Living embodiment of pretentious artistry Brad Cage (Winter) receives new neighbors in the form of unassuming actuary Will Barber (Rodrigues) and his wife Kate (Samara Weaving). Immediately threatened by Will’s apparent normalcy throwing his bankrupted narcissism into stark relief, unhinged musician Brad declares war the second he hears Will plucking amateur guitar chords through their shared suburban home’s flimsy walls. But an initial salvo of petty annoyances like aggressive lawn watering soon give way to actual artillery after both households’ tensions boil over during a blown fuse blackout that leaves Brad’s overbearing wife Janine (Stephanie Beatriz) dead.
With all bets off and a body count rising, Destroy All Neighbors ratchets into unrestrained insanity Brad and Will battling violently for neighborhood dominance through makeshift weapons, traps and exploitation of local bylaws always referenced but never shown. Alongside living room shootouts and elaborate suicide stunts, the satirical script from screenwriter Jared Ascott ostensibly wants to skewer suburban tropes around keeping up with the Joneses and performative conformity masking inner turmoil metastasizing like Brad and Will’s mutually obsessive hatred.
Winter for his part hurls himself fully into arrogant blowhard Brad, puffing up every bit of visible spare tire hiding beneath garish Hawaiian shirts while spitting hilariously hostile threats like a D-list Eminem.

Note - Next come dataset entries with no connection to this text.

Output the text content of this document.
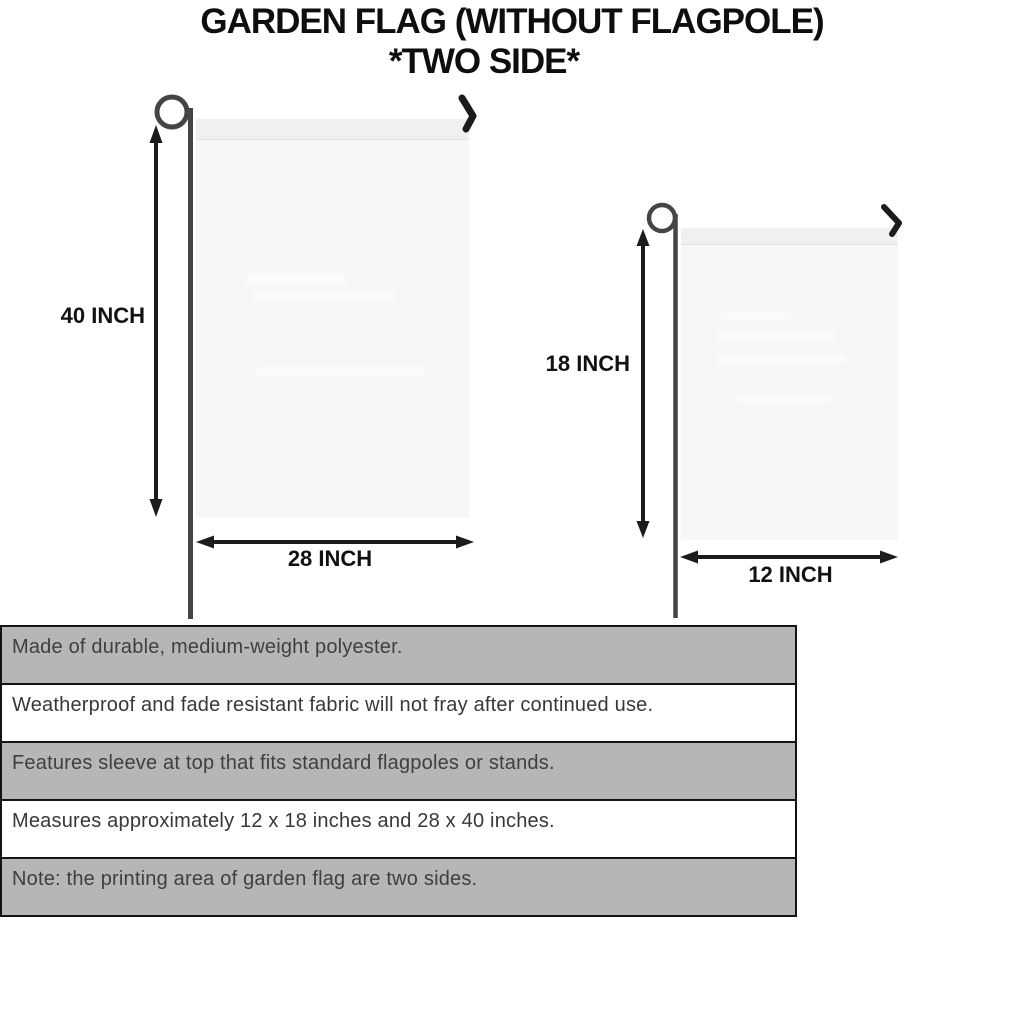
GARDEN FLAG (WITHOUT FLAGPOLE)
*TWO SIDE*
40 INCH
28 INCH
18 INCH
12 INCH
Made of durable, medium-weight polyester.
Weatherproof and fade resistant fabric will not fray after continued use.
Features sleeve at top that fits standard flagpoles or stands.
Measures approximately 12 x 18 inches and 28 x 40 inches.
Note: the printing area of garden flag are two sides.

Not to be outdone, Rodriguez matches Winter beat for manic beat in defining his easygoing everyman persona. Their screwball chemistry proves this splatterpiece’s secret weapon, selling even the most outlandish showdown ideas through fully committed performances and a fittingly playful score by Tim Wynn that leans into the mayhem.

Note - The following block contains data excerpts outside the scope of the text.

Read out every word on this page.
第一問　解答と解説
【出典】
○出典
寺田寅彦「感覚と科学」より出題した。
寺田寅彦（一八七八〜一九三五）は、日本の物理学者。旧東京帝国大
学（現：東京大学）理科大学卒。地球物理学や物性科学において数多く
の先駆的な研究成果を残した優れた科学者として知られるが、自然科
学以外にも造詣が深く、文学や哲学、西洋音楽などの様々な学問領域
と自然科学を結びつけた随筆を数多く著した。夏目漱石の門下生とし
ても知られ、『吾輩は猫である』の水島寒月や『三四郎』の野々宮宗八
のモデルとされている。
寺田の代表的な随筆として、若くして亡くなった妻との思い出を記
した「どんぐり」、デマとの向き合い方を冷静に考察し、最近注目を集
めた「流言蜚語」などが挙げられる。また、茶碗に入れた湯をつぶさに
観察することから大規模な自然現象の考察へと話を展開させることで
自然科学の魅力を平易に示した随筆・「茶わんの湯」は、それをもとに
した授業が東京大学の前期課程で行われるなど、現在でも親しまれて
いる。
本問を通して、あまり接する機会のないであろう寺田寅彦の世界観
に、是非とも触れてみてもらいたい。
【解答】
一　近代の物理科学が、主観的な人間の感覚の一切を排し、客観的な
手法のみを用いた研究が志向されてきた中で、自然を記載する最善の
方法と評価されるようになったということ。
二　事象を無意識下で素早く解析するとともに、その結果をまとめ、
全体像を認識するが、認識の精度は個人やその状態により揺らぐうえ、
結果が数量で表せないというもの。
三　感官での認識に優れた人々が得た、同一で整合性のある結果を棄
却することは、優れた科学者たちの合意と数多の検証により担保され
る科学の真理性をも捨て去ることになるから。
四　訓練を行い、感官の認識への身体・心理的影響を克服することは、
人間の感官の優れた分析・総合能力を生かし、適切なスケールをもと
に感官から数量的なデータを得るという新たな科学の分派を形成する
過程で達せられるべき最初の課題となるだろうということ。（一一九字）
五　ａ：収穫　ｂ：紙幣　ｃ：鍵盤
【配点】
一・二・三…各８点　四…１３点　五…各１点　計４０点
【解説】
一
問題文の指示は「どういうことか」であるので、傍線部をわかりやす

But while Winter and Rodriguez’s combined charisma coercion coercing meant viewers through sporadic laughs over mindless carnage, Destroy All Neighbor’s shaky execution shows a lack of focus in juggling shock value and social commentary. For all the squirting entrails and severed appendages littering nearly every frame, scathing insights about conformity feel surprisingly toothless. Other than some mildly clever Homeowner Association policy running gags, the affluent suburban milieu merely provides backdrop for gory slapstick without deeper relevance.
Which makes Destroy All Neighbors’ outrageously gruesome money shots land more as gratuitous spectacle versus purposefully positioning violence to subvert systemic hierarchies or collective groupthink. Shock factor milestones feel box checking versus moments earned through relatable characterization or socio-political edge that might better contextualize ultraviolence minus cheap shots. And those shortcomings separate Destroy All Neighbors from sharper midnight movie peers like Malignant or even Netflix’s recent improv-heavy slapstick murderfest Murder Mystery 2 which stray similarly outlandish while still offering wittier observations on class envy and performative personalities ripe for satirizing.

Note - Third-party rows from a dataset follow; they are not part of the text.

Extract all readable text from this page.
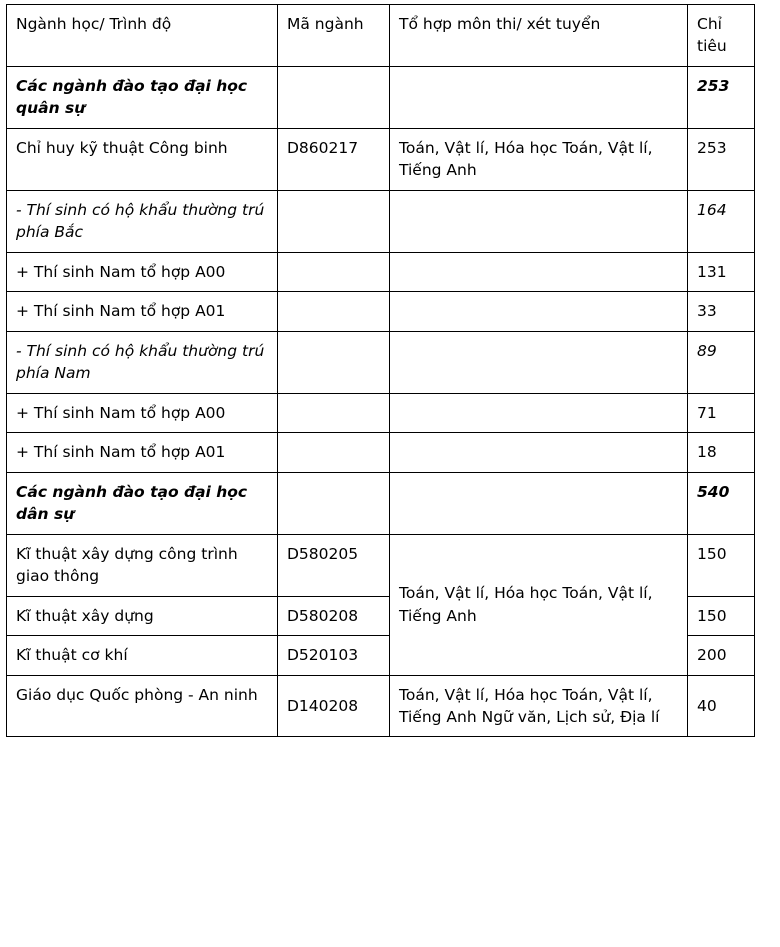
Ngành học/ Trình độ	Mã ngành	Tổ hợp môn thi/ xét tuyển	Chỉ tiêu
Các ngành đào tạo đại học quân sự			253
Chỉ huy kỹ thuật Công binh	D860217	Toán, Vật lí, Hóa học Toán, Vật lí, Tiếng Anh	253
- Thí sinh có hộ khẩu thường trú phía Bắc			164
+ Thí sinh Nam tổ hợp A00			131
+ Thí sinh Nam tổ hợp A01			33
- Thí sinh có hộ khẩu thường trú phía Nam			89
+ Thí sinh Nam tổ hợp A00			71
+ Thí sinh Nam tổ hợp A01			18
Các ngành đào tạo đại học dân sự			540
Kĩ thuật xây dựng công trình giao thông	D580205	Toán, Vật lí, Hóa học Toán, Vật lí, Tiếng Anh	150
Kĩ thuật xây dựng	D580208		150
Kĩ thuật cơ khí	D520103		200
Giáo dục Quốc phòng - An ninh	D140208	Toán, Vật lí, Hóa học Toán, Vật lí, Tiếng Anh Ngữ văn, Lịch sử, Địa lí	40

Leaving Destroy All Neighbors feeling a bit empty calories when bloody dust settles. Is it wildly fun seeing Winter shotgun blast Rodrigues into their shared swimming pool after luring Rodrigues into homemade back alley surgery? Undeniably so, especially for gorehounds craving practical splatstick mayhem dialed past eleven. But once that initial sugar high subsides without deeper substance sticking to the brain, this flavor of slaughtered suburbia starts blurring together with other late night offerings angling more gratuitously gross out versus genuinely biting. Not to undersell Winter and Rodrigues’ daringness buying into the blood soaked ballet with soul selling conviction deserving better material. Just don’t be surprised if Destroy All Neighbors’ one-note punchlines provoke involuntary groans over consistent genuine laughs by finale time.
In the end, Destroy All Neighbors offers mindlessly fun midnight movie comfort food for the maladjusted misfit in all of us. Just be sure to bring your own satisfying side dish in the form of alcohol or other mood altering substances to fully embrace the nihilistic chaos Carnage creator Jared Ascott half-heartedly attempts indicting through imagineering ultraviolence.